Hier ein amüsanter Test, um herauszufinden, ob Ihre Erwartungen in Bezug auf Ihr Kind stereotyp sind. Stellen Sie sich einen ganzen Tag, den Sie mit Ihrem Kind verbringen, vor, es gehöre zum anderen Geschlecht (Ihr Kind weiß nichts davon, Sie behalten diesen Test für sich). Gehen Sie zusammen Ihren üblichen Beschäftigungen nach, und versuchen Sie, darauf zu achten, ob sich bestimmte Ihrer Verhaltensweisen ändern:

Welche Spiele oder Unternehmungen schlagen Sie Ihrem Kind vor?

Wie ziehen Sie es an?

Haben Sie den Eindruck, Ihrem Kind beim Essen eine andere Portion zu servieren?

Legen Sie während des Tages ein klischeebehaftetes Verhalten an den Tag, versuchen Sie, über mögliche Alternativen nachzudenken. Falls es so ist, machen Sie sich keine Vorwürfe; es handelt sich um einen Reflex, der zum Großteil auf soziale Erfahrungen zurückzuführen ist, die wir permanent erleben. Obwohl ich genauestens mit der Problematik vertraut bin, habe ich mich selbst dabei ertappt, wie ich während einer Reise in einem Souvenirladen ein Armband für meine Tochter (dekorativ) und ein Jojo für meinen Sohn (nützlich) auswählte! Wichtig ist doch, den Kurs zu ändern … Was mich betrifft: Ich bin zurückgegangen und habe zwei Jojos gekauft!

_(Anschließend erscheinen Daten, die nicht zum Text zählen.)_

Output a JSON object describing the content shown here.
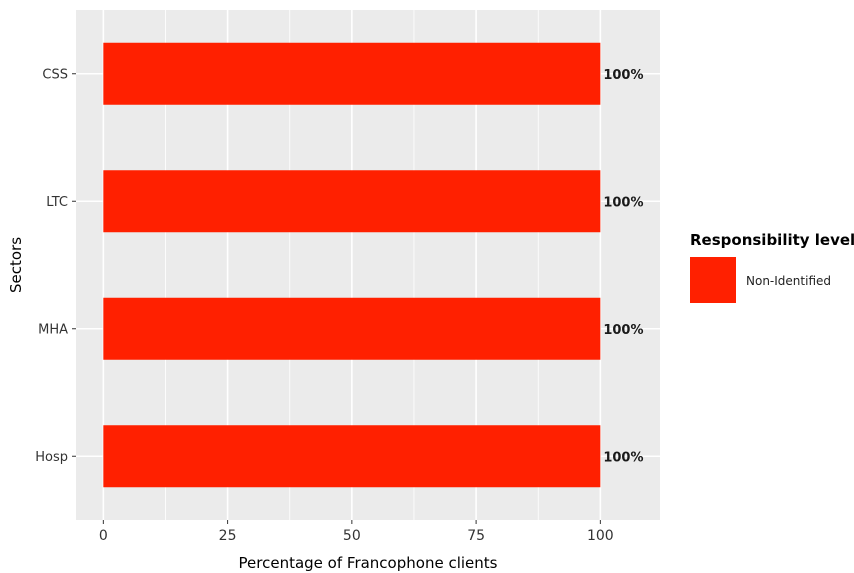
{
  "chart_data": {
    "type": "bar",
    "orientation": "horizontal",
    "categories": [
      "CSS",
      "LTC",
      "MHA",
      "Hosp"
    ],
    "series": [
      {
        "name": "Non-Identified",
        "values": [
          100,
          100,
          100,
          100
        ],
        "color": "#ff2000"
      }
    ],
    "data_labels": [
      "100%",
      "100%",
      "100%",
      "100%"
    ],
    "xlabel": "Percentage of Francophone clients",
    "ylabel": "Sectors",
    "xlim": [
      -5.5,
      112
    ],
    "x_ticks": [
      0,
      25,
      50,
      75,
      100
    ],
    "grid": true,
    "panel_background": "#ebebeb",
    "legend": {
      "title": "Responsibility level",
      "placement": "right",
      "entries": [
        {
          "label": "Non-Identified",
          "color": "#ff2000"
        }
      ]
    }
  }
}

Abschließend lässt sich wohl sagen, dass Elternsein nicht leicht ist in einer Epoche, in der Körper häufig als sexuelle Objekte wahrgenommen werden und die Rollen oft noch starr sind, obwohl unsere Gesellschaft sich gern egalitär gibt. Ich weiß nicht, wie oft ich im Einkaufszentrum meine Kinder abgelenkt habe, damit sie die Riesenwerbung nicht sehen, auf der eine fast nackte Frau sich vor einem Wäschegeschäft in lasziver Pose zeigt. Es läuft auf einen immerwährenden Kampf hinaus, wenn man sich die sexuellen Klischees bewusst macht, denen unsere Kinder ausgesetzt sind. Dennoch ist es möglich, diesem sozialen Druck etwas entgegenzusetzen.

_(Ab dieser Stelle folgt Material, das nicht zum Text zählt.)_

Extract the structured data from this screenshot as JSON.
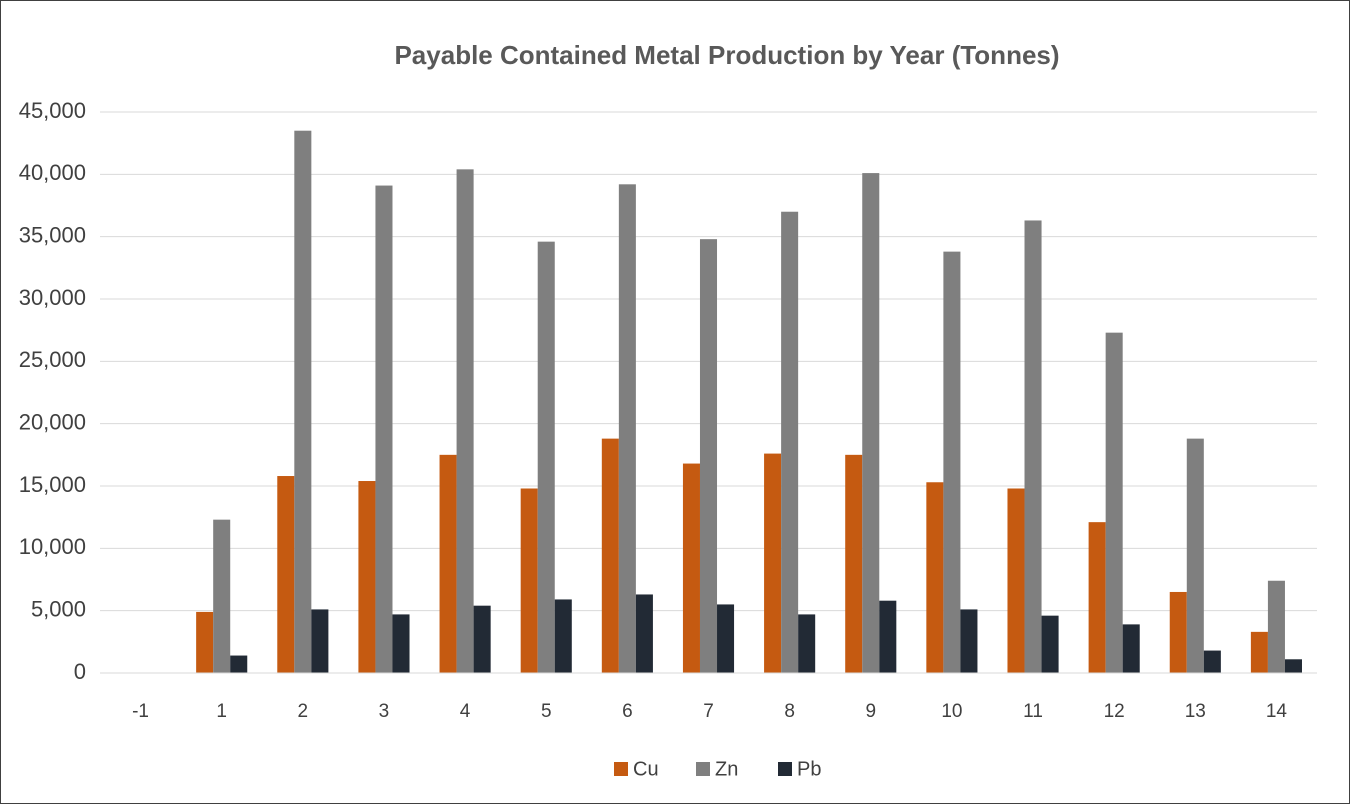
{
  "chart_data": {
    "type": "bar",
    "title": "Payable Contained Metal Production by Year (Tonnes)",
    "categories": [
      "-1",
      "1",
      "2",
      "3",
      "4",
      "5",
      "6",
      "7",
      "8",
      "9",
      "10",
      "11",
      "12",
      "13",
      "14"
    ],
    "series": [
      {
        "name": "Cu",
        "color": "#c55a11",
        "values": [
          0,
          4900,
          15800,
          15400,
          17500,
          14800,
          18800,
          16800,
          17600,
          17500,
          15300,
          14800,
          12100,
          6500,
          3300
        ]
      },
      {
        "name": "Zn",
        "color": "#7f7f7f",
        "values": [
          0,
          12300,
          43500,
          39100,
          40400,
          34600,
          39200,
          34800,
          37000,
          40100,
          33800,
          36300,
          27300,
          18800,
          7400
        ]
      },
      {
        "name": "Pb",
        "color": "#222a35",
        "values": [
          0,
          1400,
          5100,
          4700,
          5400,
          5900,
          6300,
          5500,
          4700,
          5800,
          5100,
          4600,
          3900,
          1800,
          1100
        ]
      }
    ],
    "ylim": [
      0,
      45000
    ],
    "yticks": [
      0,
      {
        "value": 5000,
        "label": "5,000"
      },
      {
        "value": 10000,
        "label": "10,000"
      },
      {
        "value": 15000,
        "label": "15,000"
      },
      {
        "value": 20000,
        "label": "20,000"
      },
      {
        "value": 25000,
        "label": "25,000"
      },
      {
        "value": 30000,
        "label": "30,000"
      },
      {
        "value": 35000,
        "label": "35,000"
      },
      {
        "value": 40000,
        "label": "40,000"
      },
      {
        "value": 45000,
        "label": "45,000"
      }
    ],
    "grid": true,
    "legend": "bottom"
  }
}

Vergessen wir nicht, dass die Erwachsenen, die das direkte Umfeld eines Kindes sind, immer noch eine entscheidende Rolle bei der Entwicklung seiner Werte spielen. Unser kritischer Blick und die Erklärungen, die wir geben können, um sexuelle Stereotype zu entlarven, sind von entscheidender Bedeutung. Und wenn wir unser Kind ermutigen, seinen Körper und die Körper anderer nicht als Objekte wahrzunehmen, dann stärken wir seine Widerstandskraft gegenüber dem Druck und sein Selbstwertgefühl.

Du bist gut so, wie du bist!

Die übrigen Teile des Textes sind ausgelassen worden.